The audience joins in with the list, reading out ‘Ham and Mayo Sandwiches,’ and ‘Realising You’re Never Too Old to Climb Trees.’ We gain a stake in the story, giving it a heft that a 60 minute long play really has no right to acquire under normal proceedings. It’s a perfect combination of form and content, and I’m beginning to think maybe Macmillan understands this better than any other playwright I can think of.
Donahoe made a curtain speech; it turns out we had seen his last performance in the play, the last of about 400. He was visibly emotional, thanking us for not letting his last be a damp squib. It was an end for him, and a sudden one, I imagine; to go from holding that play in your head for 4 years, to realising you won’t do it again… that must feel like a death, right? It’s closing the back cover of a book knowing you can’t ever read the first page for the first time again.
I’m very glad that it’s work by Duncan Macmillan that has book-ended this period for me. It was People, Places and Things that made me want to see absolutely everything, to be constantly in pursuit of the next thing.
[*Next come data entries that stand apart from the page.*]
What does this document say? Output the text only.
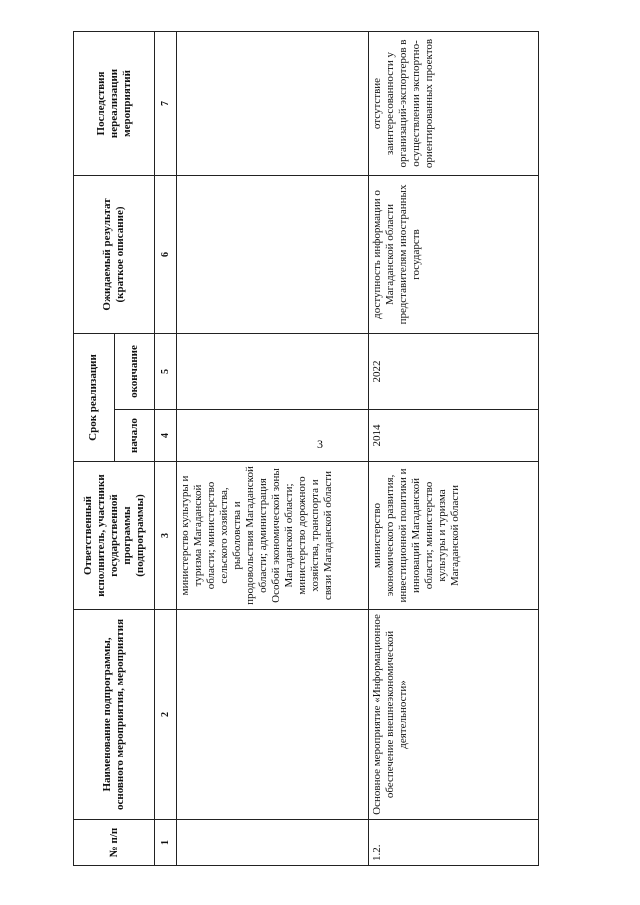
3
№ п/п	Наименование подпрограммы, основного мероприятия, мероприятия	Ответственный исполнитель, участники государственной программы (подпрограммы)	Срок реализации		Ожидаемый результат (краткое описание)	Последствия нереализации мероприятий
			начало	окончание		
1	2	3	4	5	6	7
		министерство культуры и туризма Магаданской области; министерство сельского хозяйства, рыболовства и продовольствия Магаданской области; администрация Особой экономической зоны Магаданской области; министерство дорожного хозяйства, транспорта и связи Магаданской области				
1.2.	Основное мероприятие «Информационное обеспечение внешнеэкономической деятельности»	министерство экономического развития, инвестиционной политики и инноваций Магаданской области; министерство культуры и туризма Магаданской области	2014	2022	доступность информации о Магаданской области представителям иностранных государств	отсутствие заинтересованности у организаций-экспортеров в осуществлении экспортно-ориентированных проектов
And it’s Every Brilliant Thing that has reminded me that Theatre is definitely on my list of brilliant things, so why bother doing it if I’m not enjoying it?
Not that I’m quitting theatre altogether mind, or stopping this blog. You don’t get shot of me that easily. You probably won’t even notice me seeing less from what I tweet or blog – but my mind and my reasoning has been changed. And I like that.